All the pieces in this issue resist a whole or indelible revelation; yet they leave a whole, indelible imprint on the reader. One emerges from them as if from a prolonged vigil behind a half-open door: spellbound and quietly changed by what one has seen appear.

Youmna M. Chamieh, Editor-in-chief

“Between Sadness and Happiness”Afabwaje Kurian
A woman’s visit to her grandfather becomes a journey of introspection and longing as she confronts her own impending divorce, generational and cultural differences, and the search for meaning in a life caught between sorrow and the elusive possibility of happiness. Exploring themes of family, grief, expectations, and loneliness, Kurian’s story captures the nuances of human relationships and the struggle to find contentment amidst life’s inevitable losses.

“Cut Blooms”Maz Do
In this story, a young woman grapples with her complicated relationship with her sister, Rini, as they visit their mother’s grave on the tenth anniversary of her death, uncovering layers of resentment, envy, and a shared history marked by love and cruelty alike.

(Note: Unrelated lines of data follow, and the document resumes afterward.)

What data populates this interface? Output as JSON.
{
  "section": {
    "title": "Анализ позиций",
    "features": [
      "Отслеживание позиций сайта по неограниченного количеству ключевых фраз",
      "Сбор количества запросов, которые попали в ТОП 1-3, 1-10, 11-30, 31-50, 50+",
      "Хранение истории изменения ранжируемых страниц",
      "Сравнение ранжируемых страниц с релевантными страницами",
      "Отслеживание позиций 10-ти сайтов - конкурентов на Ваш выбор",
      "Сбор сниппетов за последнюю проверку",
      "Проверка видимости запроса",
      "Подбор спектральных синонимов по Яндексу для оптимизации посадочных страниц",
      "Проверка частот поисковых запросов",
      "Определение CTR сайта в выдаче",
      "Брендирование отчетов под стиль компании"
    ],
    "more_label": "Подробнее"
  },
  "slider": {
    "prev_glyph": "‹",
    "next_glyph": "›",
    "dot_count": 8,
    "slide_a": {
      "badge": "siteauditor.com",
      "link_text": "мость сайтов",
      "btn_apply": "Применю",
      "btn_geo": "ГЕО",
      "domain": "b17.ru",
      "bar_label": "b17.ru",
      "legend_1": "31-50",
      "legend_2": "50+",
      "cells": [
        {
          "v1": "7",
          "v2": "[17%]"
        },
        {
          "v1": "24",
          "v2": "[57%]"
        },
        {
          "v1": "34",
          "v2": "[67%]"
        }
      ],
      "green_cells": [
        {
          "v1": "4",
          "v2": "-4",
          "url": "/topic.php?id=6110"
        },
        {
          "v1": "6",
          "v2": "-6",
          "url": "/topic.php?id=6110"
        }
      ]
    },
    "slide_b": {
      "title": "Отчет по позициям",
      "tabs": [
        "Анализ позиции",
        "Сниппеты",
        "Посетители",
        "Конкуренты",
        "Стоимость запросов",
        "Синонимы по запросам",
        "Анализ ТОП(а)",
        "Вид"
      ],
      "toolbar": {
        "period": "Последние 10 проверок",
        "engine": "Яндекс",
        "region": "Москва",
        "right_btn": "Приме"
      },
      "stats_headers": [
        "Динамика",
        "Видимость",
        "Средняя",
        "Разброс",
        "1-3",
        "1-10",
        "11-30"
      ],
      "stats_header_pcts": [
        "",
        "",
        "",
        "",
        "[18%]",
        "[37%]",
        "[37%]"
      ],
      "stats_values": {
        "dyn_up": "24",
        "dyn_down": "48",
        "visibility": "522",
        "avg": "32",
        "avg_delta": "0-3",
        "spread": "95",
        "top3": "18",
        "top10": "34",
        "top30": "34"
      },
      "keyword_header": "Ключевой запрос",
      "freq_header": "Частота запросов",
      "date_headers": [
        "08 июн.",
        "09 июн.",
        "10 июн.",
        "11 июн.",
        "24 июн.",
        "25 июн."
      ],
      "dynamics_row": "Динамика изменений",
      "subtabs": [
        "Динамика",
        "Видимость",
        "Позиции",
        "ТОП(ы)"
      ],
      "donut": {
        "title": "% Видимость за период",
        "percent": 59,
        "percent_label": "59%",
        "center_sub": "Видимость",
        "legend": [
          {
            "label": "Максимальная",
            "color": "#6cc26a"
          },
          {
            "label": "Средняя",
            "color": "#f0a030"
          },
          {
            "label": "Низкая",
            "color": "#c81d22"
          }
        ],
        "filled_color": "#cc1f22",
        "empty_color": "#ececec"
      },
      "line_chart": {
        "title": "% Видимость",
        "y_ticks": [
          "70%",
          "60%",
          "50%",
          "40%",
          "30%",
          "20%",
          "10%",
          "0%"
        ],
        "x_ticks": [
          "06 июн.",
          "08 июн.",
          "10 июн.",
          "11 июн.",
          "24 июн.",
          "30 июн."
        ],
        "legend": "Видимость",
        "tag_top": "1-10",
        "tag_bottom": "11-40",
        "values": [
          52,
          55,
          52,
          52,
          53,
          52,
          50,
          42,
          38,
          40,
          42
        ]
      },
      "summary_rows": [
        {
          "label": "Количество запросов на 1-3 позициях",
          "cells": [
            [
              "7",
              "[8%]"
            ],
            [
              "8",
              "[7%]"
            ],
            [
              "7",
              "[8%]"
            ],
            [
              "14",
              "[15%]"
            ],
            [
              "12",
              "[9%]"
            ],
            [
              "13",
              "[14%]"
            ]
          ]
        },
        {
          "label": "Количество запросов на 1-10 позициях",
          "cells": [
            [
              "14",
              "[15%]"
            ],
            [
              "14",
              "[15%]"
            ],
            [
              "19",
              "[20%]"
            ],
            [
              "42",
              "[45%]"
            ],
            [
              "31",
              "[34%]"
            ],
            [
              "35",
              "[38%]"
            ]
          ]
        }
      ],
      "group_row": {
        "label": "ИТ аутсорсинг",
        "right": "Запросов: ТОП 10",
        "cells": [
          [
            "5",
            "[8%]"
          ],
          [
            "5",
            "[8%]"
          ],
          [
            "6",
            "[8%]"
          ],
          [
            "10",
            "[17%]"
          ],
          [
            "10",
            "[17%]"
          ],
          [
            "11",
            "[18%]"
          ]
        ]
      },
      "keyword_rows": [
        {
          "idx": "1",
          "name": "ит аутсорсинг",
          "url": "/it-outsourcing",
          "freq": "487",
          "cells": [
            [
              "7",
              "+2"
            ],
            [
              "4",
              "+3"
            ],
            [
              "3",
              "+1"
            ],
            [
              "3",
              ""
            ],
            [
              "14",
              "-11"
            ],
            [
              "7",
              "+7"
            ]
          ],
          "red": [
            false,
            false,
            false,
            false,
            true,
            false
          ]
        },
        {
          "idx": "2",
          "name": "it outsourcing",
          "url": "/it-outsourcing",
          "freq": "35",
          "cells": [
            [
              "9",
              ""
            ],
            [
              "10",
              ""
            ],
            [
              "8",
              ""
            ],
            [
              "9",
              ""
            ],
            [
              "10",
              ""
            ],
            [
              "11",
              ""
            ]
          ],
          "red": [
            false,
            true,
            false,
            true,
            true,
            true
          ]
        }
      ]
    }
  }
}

“All That Blue”Serena Meloche
A father’s fascination with space, the betrayals of the Mars One project, a girl’s sexual awakening, and the grief that follows a parent’s loss all combine in this moving essay, which meditates on our lives’ private galaxies and what it means to long for another world.

“Aquaduhka”Victoria Livingstone
In this essay that is both formally inventive and playful in spirit, Victoria Livingstone explores the “paradisiacal madness” of her daughter’s baby babble, and its potential to unlock radical new paths in the face of capitalism’s “rigid and confining” instrumentalization of language.

“Category Six”Summer Eldemire
From Jamaica, our Global Spotlight features a short story by Summer Eldemire. A love story spiraling through myth and memory, “Category Six” captures the emotional force of a storm that defies all known categories and turns the island itself into a character.

“Awam Amkpa: And So On”Nathalie Handal
In a follow-up interview to “What’s Missing Will Be Found”, the Nigerian director Awam Amkpa discusses the missing scenes in his award-winning film The Man Died, inspired by Wole Soyinka’s 1971 prison notes on his solitary confinement during the Nigerian Civil War.

“I fall in love only with the furthest,” “I don’t want to come back here,” “to write by chance the whiteness”Annita Costa Malufe
Three intimate poems by Brazilian writer and critic Annita Costa Malufe, mapping the drift of thought across distances both physical and perceptual. Translated from the Portuguese by Janet Hendrickson.

“Jongo e Adriano”Yhuri Cruz
An excerpt from Jongo & Adriano, a visual-poetic fotonovela by the Brazilian artist Yhuri Cruz in which two Black lovers—one African-born, the other a Brazilian criollo—flee enslavement together in 1820s Brazil. Translated from the Portuguese by Montana Ray.